Finalmente, en relación a la tercera pregunta, la Argentina perdió una oportunidad única para construir una moneda nacional que además de medio de cambio o unidad de cuenta funcione como reserva de valor. Sin llegar a la sobre reacción de Brasil que forzó exactamente al revés que la Argentina su política monetaria generando una enorme transferencia de ingresos al sistema financiero, las posibilidades que brindaba un mundo de dólar débil combinado con la ilusión monetaria que se heredó de la estabilidad de precios durante los 90´s, hubiera evitado muchos de los costos que la economía empieza a pagar en los últimos años vía el uso creciente de cajas.
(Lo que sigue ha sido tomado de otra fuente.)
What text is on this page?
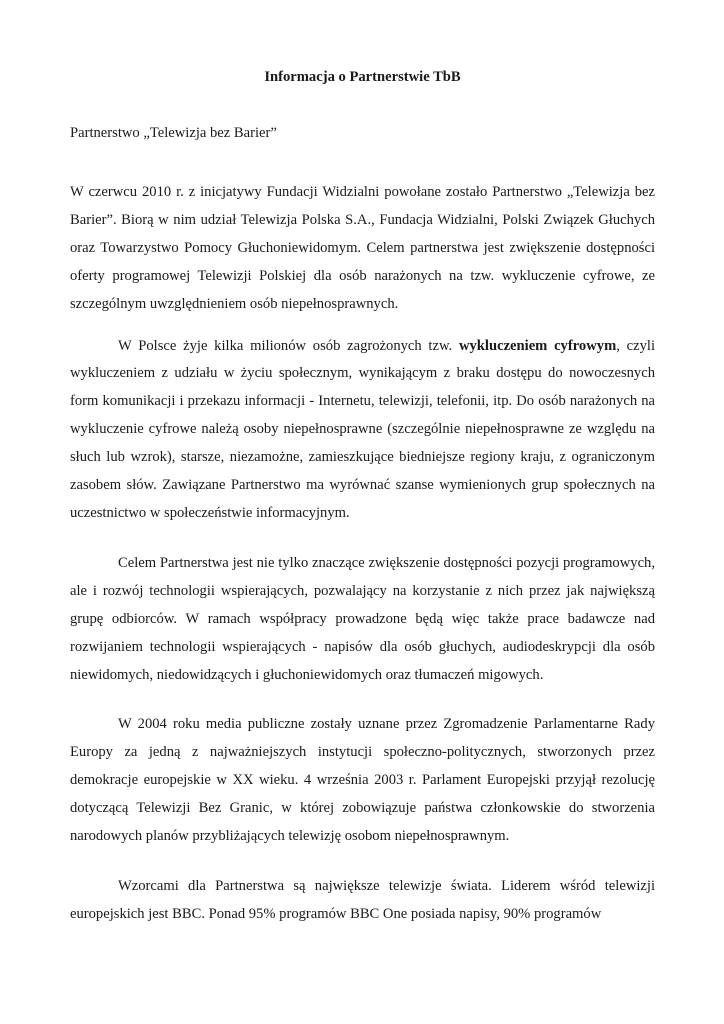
Informacja o Partnerstwie TbB
Partnerstwo „Telewizja bez Barier”

W czerwcu 2010 r. z inicjatywy Fundacji Widzialni powołane zostało Partnerstwo „Telewizja bez Barier”. Biorą w nim udział Telewizja Polska S.A., Fundacja Widzialni, Polski Związek Głuchych oraz Towarzystwo Pomocy Głuchoniewidomym. Celem partnerstwa jest zwiększenie dostępności oferty programowej Telewizji Polskiej dla osób narażonych na tzw. wykluczenie cyfrowe, ze szczególnym uwzględnieniem osób niepełnosprawnych.

W Polsce żyje kilka milionów osób zagrożonych tzw. wykluczeniem cyfrowym, czyli wykluczeniem z udziału w życiu społecznym, wynikającym z braku dostępu do nowoczesnych form komunikacji i przekazu informacji - Internetu, telewizji, telefonii, itp. Do osób narażonych na wykluczenie cyfrowe należą osoby niepełnosprawne (szczególnie niepełnosprawne ze względu na słuch lub wzrok), starsze, niezamożne, zamieszkujące biedniejsze regiony kraju, z ograniczonym zasobem słów. Zawiązane Partnerstwo ma wyrównać szanse wymienionych grup społecznych na uczestnictwo w społeczeństwie informacyjnym.

Celem Partnerstwa jest nie tylko znaczące zwiększenie dostępności pozycji programowych, ale i rozwój technologii wspierających, pozwalający na korzystanie z nich przez jak największą grupę odbiorców. W ramach współpracy prowadzone będą więc także prace badawcze nad rozwijaniem technologii wspierających - napisów dla osób głuchych, audiodeskrypcji dla osób niewidomych, niedowidzących i głuchoniewidomych oraz tłumaczeń migowych.

W 2004 roku media publiczne zostały uznane przez Zgromadzenie Parlamentarne Rady Europy za jedną z najważniejszych instytucji społeczno-politycznych, stworzonych przez demokracje europejskie w XX wieku. 4 września 2003 r. Parlament Europejski przyjął rezolucję dotyczącą Telewizji Bez Granic, w której zobowiązuje państwa członkowskie do stworzenia narodowych planów przybliżających telewizję osobom niepełnosprawnym.

Wzorcami dla Partnerstwa są największe telewizje świata. Liderem wśród telewizji europejskich jest BBC. Ponad 95% programów BBC One posiada napisy, 90% programów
La última es el blanqueo de capitales, que en última instancia es un mecanismo sui generis y cuestionable de apertura al crédito externo, sin convalidar las tasas de interés que hoy pagaría la Argentina. La contracara de este proceso ha sido el desendeudamiento con el mercado alcanzado en los últimos años producto no del superávit fiscal, sino del uso creciente de estas cajas –la ANSES y el BCRA entre las principales- que dejó a la Argentina con un ratio de Deuda a PIB que flota en el mercado de sólo 12,5% (8% cuando se consideran únicamente la emitida en moneda extranjera). No es poco para una economía que estuvo condicionada por la deuda en los últimos 30 años.
En definitiva, las estadísticas ampliamente exitosas que surgen del análisis global de los últimos diez años se diluyen en la segunda mitad a medida que el sistemático atraso cambiario forzado por la política que partía de un dólar “recontra alto” erosionó los pilares del “modelo”, generando rendimientos decrecientes de la política. Está en la Política reparar en esto para evitar que la “década ganada” ceda lugar en los próximos años a una década perdida.